Looking Beyond the UK
As Year One progressed, we also began developing international links. The failures exposed by End Not Defend are not unique to the UK, and building shared learning and solidarity across borders is a key part of the work ahead. We connected with worker organisations and health and safety campaigners in France, Sweden, and across the EU, learning from countries where sexual harassment is already regulated as a health and safety issue and sharing our analysis of how enforcement frameworks succeed or fail in practice.
“The failures exposed by End Not Defend are not unique to the UK. Power operates across borders, and accountability must increasingly do the same.”
What Year One Showed
Year One proved several things clearly. Awareness alone does not prevent harm – every workplace that has experienced high-profile harassment cases had awareness policies in place. Self-regulation leaves workers carrying the risk—voluntary measures consistently fail to protect those in the most precarious positions. Collective organisation is essential to make rights real – individual complaints cannot challenge systemic failures, but organised workers, supported by broad coalitions and backed by enforceable regulation, can shift power at work.
The campaign achieved tangible progress. We submitted amendments to the Employment Rights Bill working cross-party in both the Commons and Lords. We produced joint briefings that positioned sexual harassment as a health and safety issue for the first time in parliamentary debate. We built a coalition spanning unions, migrant rights organisations, women’s organisations, and legal specialists that will continue to drive this work forward. We created routes for worker testimony to shape policy safely. We developed practical proposals that could be implemented through existing regulatory frameworks.
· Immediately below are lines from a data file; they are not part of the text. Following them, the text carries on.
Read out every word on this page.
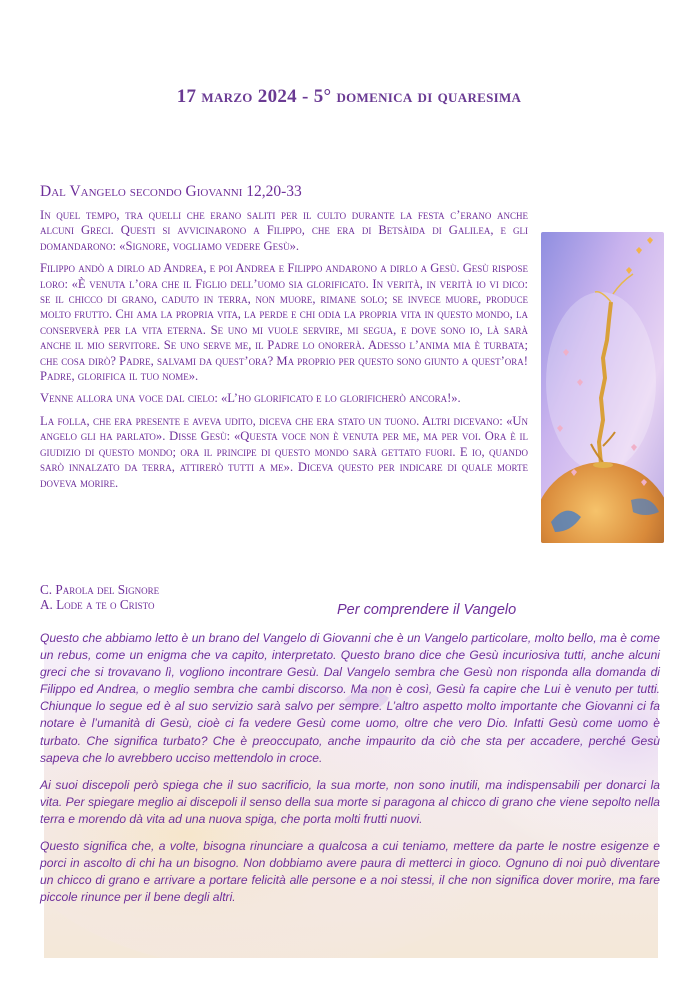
17 marzo 2024 - 5° domenica di quaresima
Dal Vangelo secondo Giovanni 12,20-33

In quel tempo, tra quelli che erano saliti per il culto durante la festa c’erano anche alcuni Greci. Questi si avvicinarono a Filippo, che era di Betsàida di Galilea, e gli domandarono: «Signore, vogliamo vedere Gesù».

Filippo andò a dirlo ad Andrea, e poi Andrea e Filippo andarono a dirlo a Gesù. Gesù rispose loro: «È venuta l’ora che il Figlio dell’uomo sia glorificato. In verità, in verità io vi dico: se il chicco di grano, caduto in terra, non muore, rimane solo; se invece muore, produce molto frutto. Chi ama la propria vita, la perde e chi odia la propria vita in questo mondo, la conserverà per la vita eterna. Se uno mi vuole servire, mi segua, e dove sono io, là sarà anche il mio servitore. Se uno serve me, il Padre lo onorerà. Adesso l’anima mia è turbata; che cosa dirò? Padre, salvami da quest’ora? Ma proprio per questo sono giunto a quest’ora! Padre, glorifica il tuo nome».

Venne allora una voce dal cielo: «L’ho glorificato e lo glorificherò ancora!».

La folla, che era presente e aveva udito, diceva che era stato un tuono. Altri dicevano: «Un angelo gli ha parlato». Disse Gesù: «Questa voce non è venuta per me, ma per voi. Ora è il giudizio di questo mondo; ora il principe di questo mondo sarà gettato fuori. E io, quando sarò innalzato da terra, attirerò tutti a me». Diceva questo per indicare di quale morte doveva morire.

C. Parola del Signore
A. Lode a te o Cristo	Per comprendere il Vangelo

Questo che abbiamo letto è un brano del Vangelo di Giovanni che è un Vangelo particolare, molto bello, ma è come un rebus, come un enigma che va capito, interpretato. Questo brano dice che Gesù incuriosiva tutti, anche alcuni greci che si trovavano lì, vogliono incontrare Gesù. Dal Vangelo sembra che Gesù non risponda alla domanda di Filippo ed Andrea, o meglio sembra che cambi discorso. Ma non è così, Gesù fa capire che Lui è venuto per tutti. Chiunque lo segue ed è al suo servizio sarà salvo per sempre. L’altro aspetto molto importante che Giovanni ci fa notare è l’umanità di Gesù, cioè ci fa vedere Gesù come uomo, oltre che vero Dio. Infatti Gesù come uomo è turbato. Che significa turbato? Che è preoccupato, anche impaurito da ciò che sta per accadere, perché Gesù sapeva che lo avrebbero ucciso mettendolo in croce.

Ai suoi discepoli però spiega che il suo sacrificio, la sua morte, non sono inutili, ma indispensabili per donarci la vita. Per spiegare meglio ai discepoli il senso della sua morte si paragona al chicco di grano che viene sepolto nella terra e morendo dà vita ad una nuova spiga, che porta molti frutti nuovi.

Questo significa che, a volte, bisogna rinunciare a qualcosa a cui teniamo, mettere da parte le nostre esigenze e porci in ascolto di chi ha un bisogno. Non dobbiamo avere paura di metterci in gioco. Ognuno di noi può diventare un chicco di grano e arrivare a portare felicità alle persone e a noi stessi, il che non significa dover morire, ma fare piccole rinunce per il bene degli altri.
Most importantly, we demonstrated that it’s possible to run campaigns that genuinely centre lived experience, build collective power, and achieve concrete policy progress—all at once. Year One was about proving that a different model of campaigning is possible, one that doesn’t ask individual workers to carry risk, that builds coalitions across unusual allies, and that focuses relentlessly on enforcement rather than statements.
“Year One was about foundations. The years ahead will be about organisation, enforcement, and making rights real.”